Соборный поп, отец Фёдор, твердил:
— Мало любуются люди чудесным великолепием небес. — А в стуколку играл нечестно, в преферанс же с ним совсем нельзя играть.
И Быков вспомнил, как он поссорился с попом, сказав ему, что ничего великолепного в небе нет, напоминает оно о ничтожной малости человека и гораздо лучше днём, когда, голое, освещено солнцем. Ночами же небо приятнее покрытое облаками, тогда его не видишь, будто нет его. Человек создан для земли, и когда попы выманивают его с неё, так это похоже, как если бы рекрута-жениха со свадьбы в казарму звать. Дико рассердился поп…
Деревья в садах так плотно склеены тьмою, точно их кто-то в дёготь окунул. В городе нестерпимо тихо, до того тихо, что хочется закричать:
«Пожар! Горим!»
«О, господи, господи! — мысленно жалуется Быков. — Как же это? За что ты обидел меня? Грешнее я людей или — как?»

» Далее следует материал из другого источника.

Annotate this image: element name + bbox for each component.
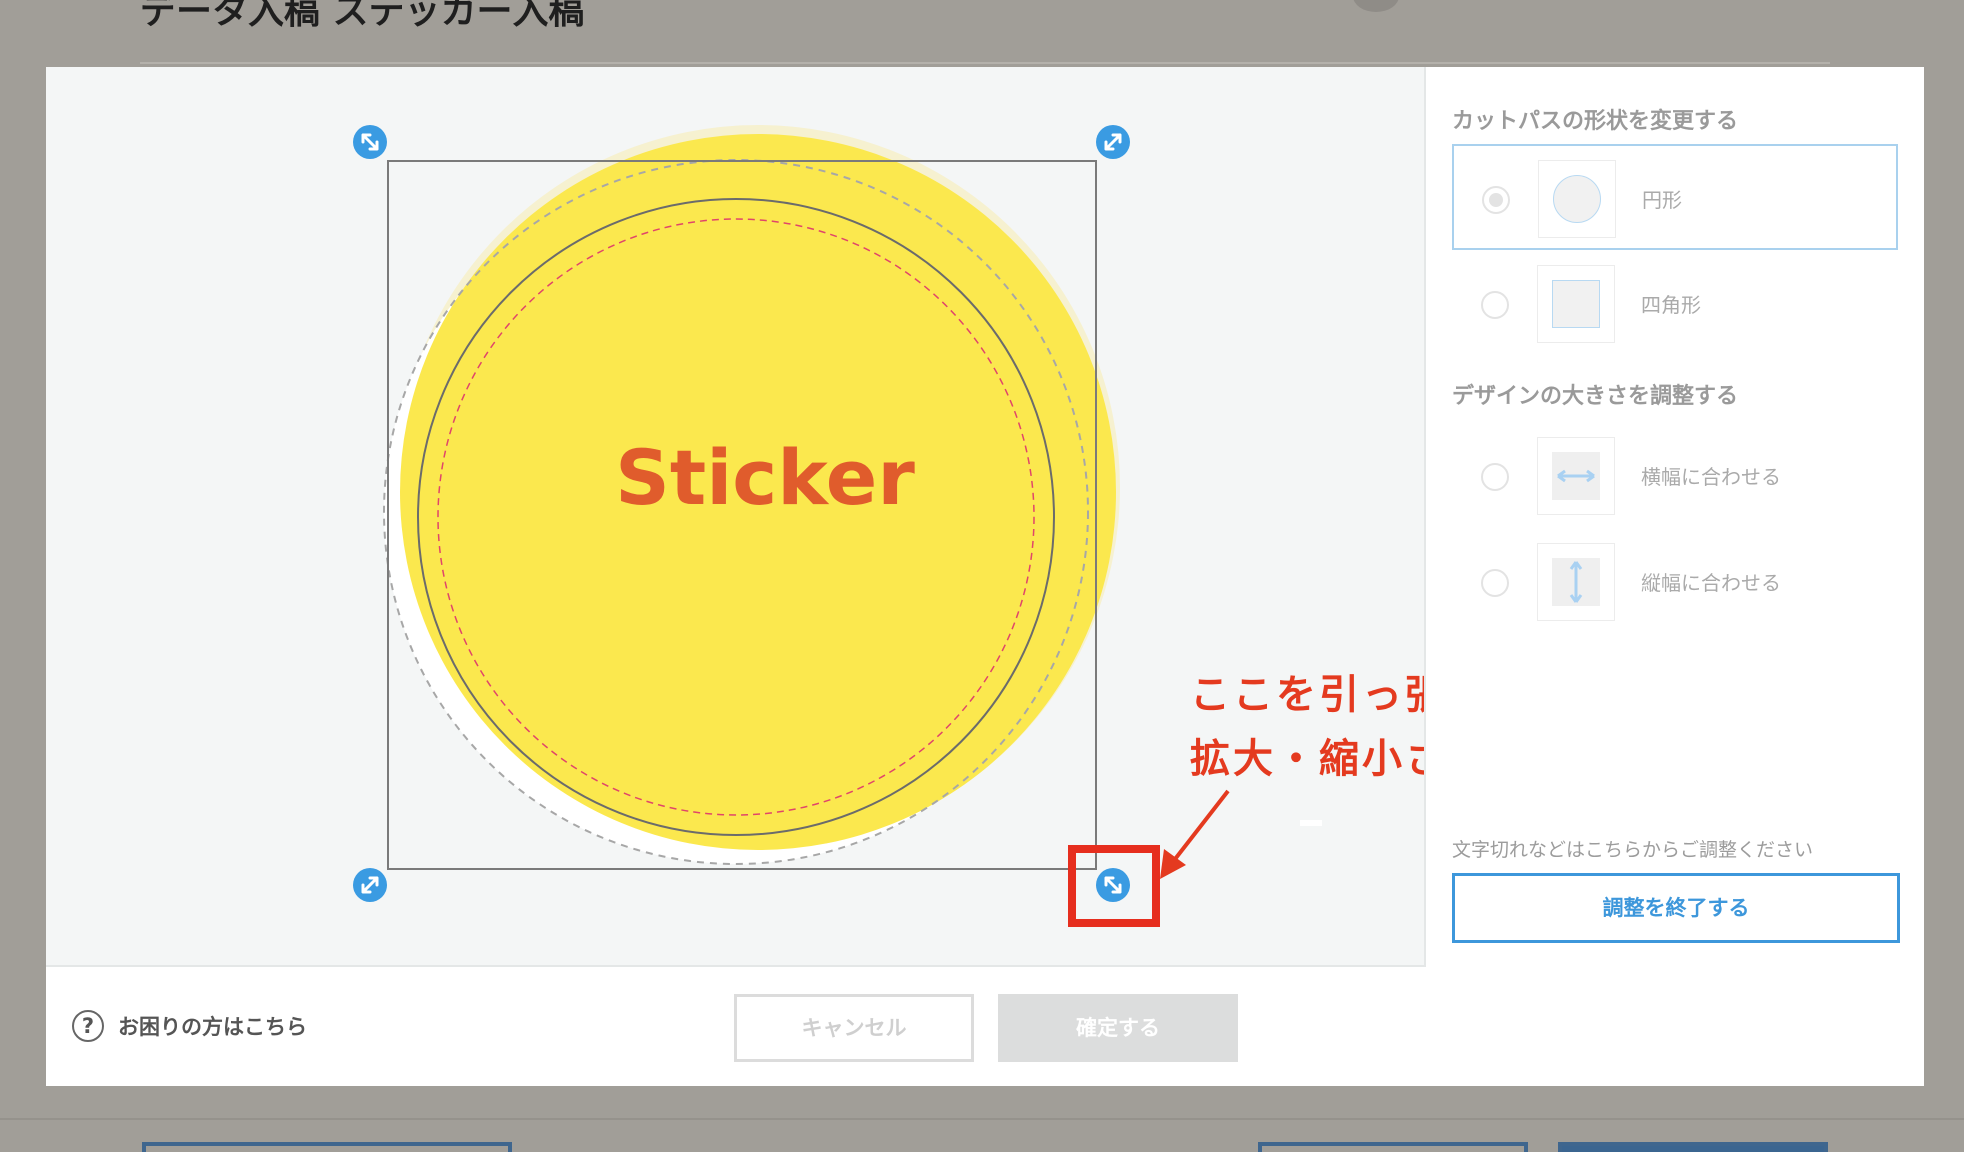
annotation-line-2: 拡大・縮小されます xyxy=(1190,736,1424,782)
cutpath-option-square[interactable]: 四角形 xyxy=(1452,250,1898,356)
fit-height-radio[interactable] xyxy=(1481,569,1509,597)
background-decoration xyxy=(1353,0,1399,12)
resize-handle-top-right[interactable] xyxy=(1096,125,1130,159)
square-shape-icon xyxy=(1537,265,1615,343)
help-link[interactable]: ? お困りの方はこちら xyxy=(72,1009,307,1043)
fit-width-label: 横幅に合わせる xyxy=(1641,465,1781,489)
cutpath-square-label: 四角形 xyxy=(1641,293,1701,317)
confirm-button[interactable]: 確定する xyxy=(998,994,1238,1062)
cutpath-circle-radio[interactable] xyxy=(1482,186,1510,214)
background-button xyxy=(142,1142,512,1152)
fit-height-label: 縦幅に合わせる xyxy=(1641,571,1781,595)
size-section-title: デザインの大きさを調整する xyxy=(1452,384,1739,409)
resize-diagonal-icon xyxy=(1104,133,1122,151)
fit-height-icon xyxy=(1537,543,1615,621)
annotation-line-1: ここを引っ張ると xyxy=(1190,672,1424,718)
resize-handle-bottom-left[interactable] xyxy=(353,868,387,902)
cutpath-section-title: カットパスの形状を変更する xyxy=(1452,109,1739,134)
handle-highlight-frame xyxy=(1068,845,1160,927)
sticker-design-text: Sticker xyxy=(615,433,915,522)
background-button xyxy=(1558,1142,1828,1152)
background-page-title: データ入稿 ステッカー入稿 xyxy=(140,0,585,32)
fit-width-radio[interactable] xyxy=(1481,463,1509,491)
help-icon: ? xyxy=(72,1010,104,1042)
cancel-button[interactable]: キャンセル xyxy=(734,994,974,1062)
cutpath-circle-label: 円形 xyxy=(1642,188,1682,212)
adjust-panel: カットパスの形状を変更する 円形 四角形 デザインの大きさを調整する 横幅に合わ… xyxy=(1452,67,1902,967)
design-canvas[interactable]: Sticker ここを引っ張ると 拡大・縮小されます xyxy=(46,67,1426,967)
resize-diagonal-icon xyxy=(361,133,379,151)
help-text: お困りの方はこちら xyxy=(118,1015,307,1039)
resize-annotation: ここを引っ張ると 拡大・縮小されます xyxy=(1190,663,1424,791)
resize-diagonal-icon xyxy=(361,876,379,894)
adjust-modal: Sticker ここを引っ張ると 拡大・縮小されます カットパスの形状を変更する… xyxy=(46,67,1924,1086)
circle-shape-icon xyxy=(1538,160,1616,238)
adjust-note: 文字切れなどはこちらからご調整ください xyxy=(1452,839,1814,861)
background-divider-bottom xyxy=(0,1118,1964,1120)
background-divider xyxy=(140,62,1830,64)
cutpath-option-circle[interactable]: 円形 xyxy=(1452,144,1898,250)
size-option-fit-width[interactable]: 横幅に合わせる xyxy=(1452,422,1898,528)
size-option-fit-height[interactable]: 縦幅に合わせる xyxy=(1452,528,1898,634)
finish-adjust-button[interactable]: 調整を終了する xyxy=(1452,873,1900,943)
annotation-arrow-icon xyxy=(1160,789,1230,879)
fit-width-icon xyxy=(1537,437,1615,515)
small-marker xyxy=(1300,820,1322,826)
cutpath-square-radio[interactable] xyxy=(1481,291,1509,319)
background-button xyxy=(1258,1142,1528,1152)
resize-handle-top-left[interactable] xyxy=(353,125,387,159)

И вспоминает дела знакомых своих: все они хуже его, все жаднее, завистливее. Он — совестлив, оттого и не имеет близких друзей, прожил жизнь свою одиноко, не спеша готовя прочное гнездо для спокойной жизни с красивой, доброй женой. Хорошо иметь около себя дородную, красивую женщину, одевать её куклой, водить по праздникам на гулянья, катать на паре лошадей, хвастаться её нарядами, драгоценным убором её мягкого тела, растравляя всем этим зависть других женщин. Хорошо…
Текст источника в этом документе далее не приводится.